A friend of mine asked me to watch the first section of Zeitgeist (a movie you can watch for free on the internet at http://zeitgeistmovie.com/) and give him some perspective on it.
Here goes:
I don’t recall ever having run across so many factual inaccuracies in such a short span of time. I doubt I even caught them all — they were flying fast and furious.
I’ll start with a few that are easy for an untrained layperson to see right away. There’s some other stuff he said that I know is false, but demonstrating it is less easy. It becomes “my expert you’ve never heard of” versus “his expert you’ve never heard of” with me saying “my expert is better than his expert — trust me.” So I’ll keep this list focused on stuff anyone can easily verify on their own.
One easily-checked fact that he builds his argument on is that the Southern Cross is the real inspiration for the cross of Jesus (watch from 17:35 through 19:03). Three problems with this:
a) The Southern Cross is a modern invention — not an ancient constellation. Check http://www.windows.ucar.edu/the_universe/crux.html and http://www.fillingthesky.com/constellationhistory.html
b) The Southern Cross is not visible from where the New Testament was written. In the Northern Hemisphere you have to be below 30 degrees latitude to see it. The New Testament was written from Jerusalem on north.
c) It’s hard to see how a constellation that didn’t exist and couldn’t be seen inspired the story of Jesus when Romans actually killed people on crosses all the time. Is he seriously suggesting that the Romans didn’t actually crucify people?
Missing such a basic fact doesn’t inspire confidence in the more esoteric, less easily-checked facts he uses to make his entire case. There are other easily-checked facts he distorts. Two from the Bible struck me.

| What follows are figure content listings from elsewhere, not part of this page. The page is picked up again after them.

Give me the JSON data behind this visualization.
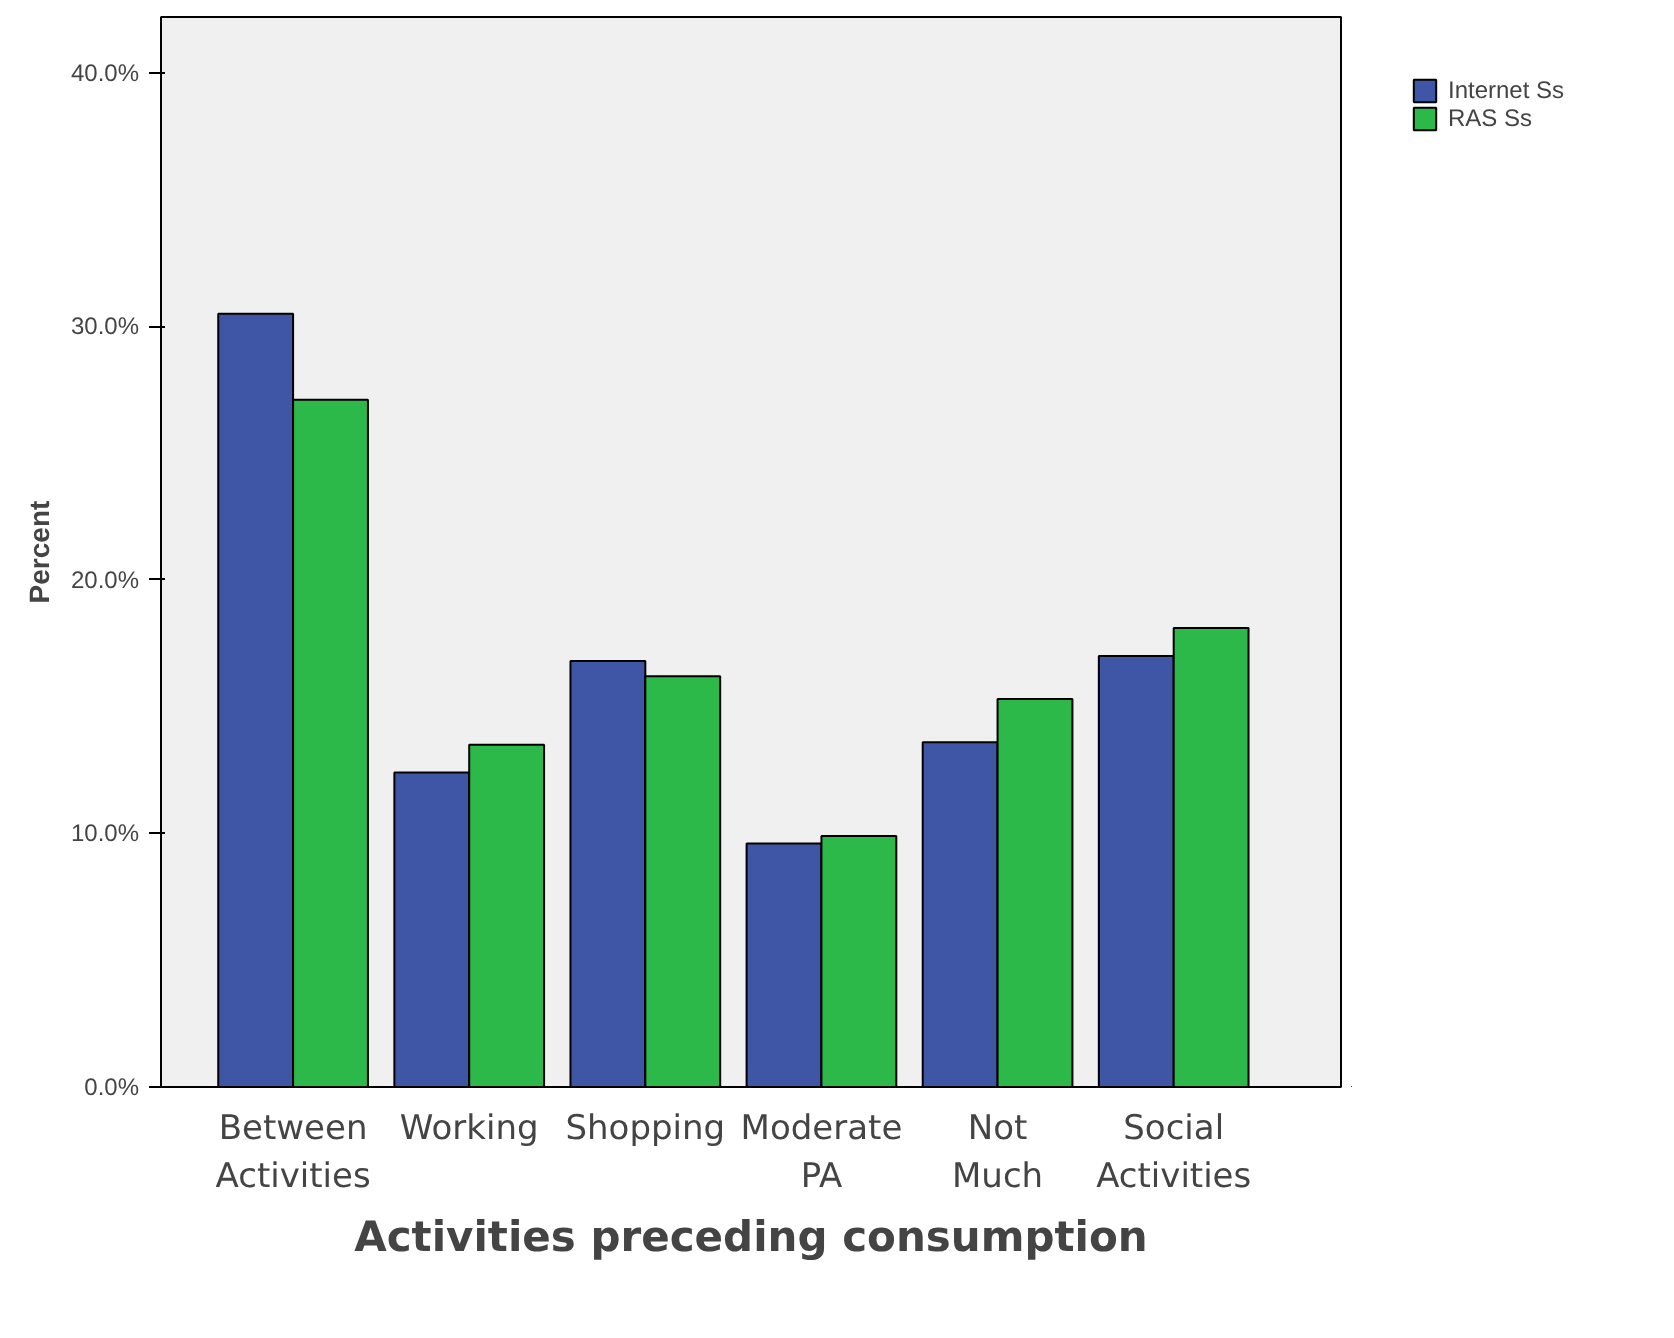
{
  "chart_data": {
    "type": "bar",
    "xlabel": "Activities preceding consumption",
    "ylabel": "Percent",
    "categories": [
      "Between Activities",
      "Working",
      "Shopping",
      "Moderate PA",
      "Not Much",
      "Social Activities"
    ],
    "series": [
      {
        "name": "Internet Ss",
        "color": "#3f56a6",
        "values": [
          30.5,
          12.4,
          16.8,
          9.6,
          13.6,
          17.0
        ]
      },
      {
        "name": "RAS Ss",
        "color": "#2db84a",
        "values": [
          27.1,
          13.5,
          16.2,
          9.9,
          15.3,
          18.1
        ]
      }
    ],
    "ylim": [
      0,
      42.2
    ],
    "yticks": [
      {
        "value": 0,
        "label": "0.0%"
      },
      {
        "value": 10,
        "label": "10.0%"
      },
      {
        "value": 20,
        "label": "20.0%"
      },
      {
        "value": 30,
        "label": "30.0%"
      },
      {
        "value": 40,
        "label": "40.0%"
      }
    ],
    "grid": false,
    "legend": "top right"
  }
}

In the time range 23:38 — 25:20 the movie claims that Jesus is a personification of the astrological sign of Pisces. Towards the end of this section, the narrator states that Jesus’ disciples asked him when he would celebrate the next passover with them him after he is gone and that Jesus’ answer in Luke 22:10 was code language for Aquarius (the next age of the Zodiac). This is easy enough to check — and it turns out to be a lie. Luke 22:10 is about the passover they are celebrating that night, not the next meal they will share after his resurrection. That isn’t a minor difference — it undermines his entire interpretation.
Another example of his willingness to distort the Bible to make his point occurs around time marker 21:10, when he says that the Bible teaches that Jesus comes from heaven wearing a crown of thorns, which represent the rays of the sun. He quotes John 19:5 to support this point. Look it up. There’s not even a hint of Jesus descending from heaven anywhere in this passage. He’s walking from one place to another — not descending from the clouds as the narrator claims.
These two instances aren’t nitpicking — these are very easily checked statements in the bestselling book of all time which is always available for instant fact-checking on the internet at places such as Bible Gateway. If he didn’t even check these references that key parts of his argument rely on, then how much stock can we place in his references to obscure ancient Egyptian texts that only scholars have ready access to?
He’s evidently received criticism along this line, because he felt compelled to give some documentation for his use of ancient texts at http://www.zeitgeistmovie.com/GMappendix.htm
Just look through it. Pay attention to the stories of Jesus in the right column (you are presumably more familiar with them). I think you’ll be surprised at how flaky that list is.
Bottom line: Zeitgeist is very imaginative, but that’s about it.
UPDATE 2/24/2008: This post is still generating comments. It’s been six months since I wrote this post, and since then a helpful review by Ben Witherington has been posted — The Zeitgeist of the ‘Zeitgeist Movie’. Look to it for a more detailed rebuttal of the movie’s claims.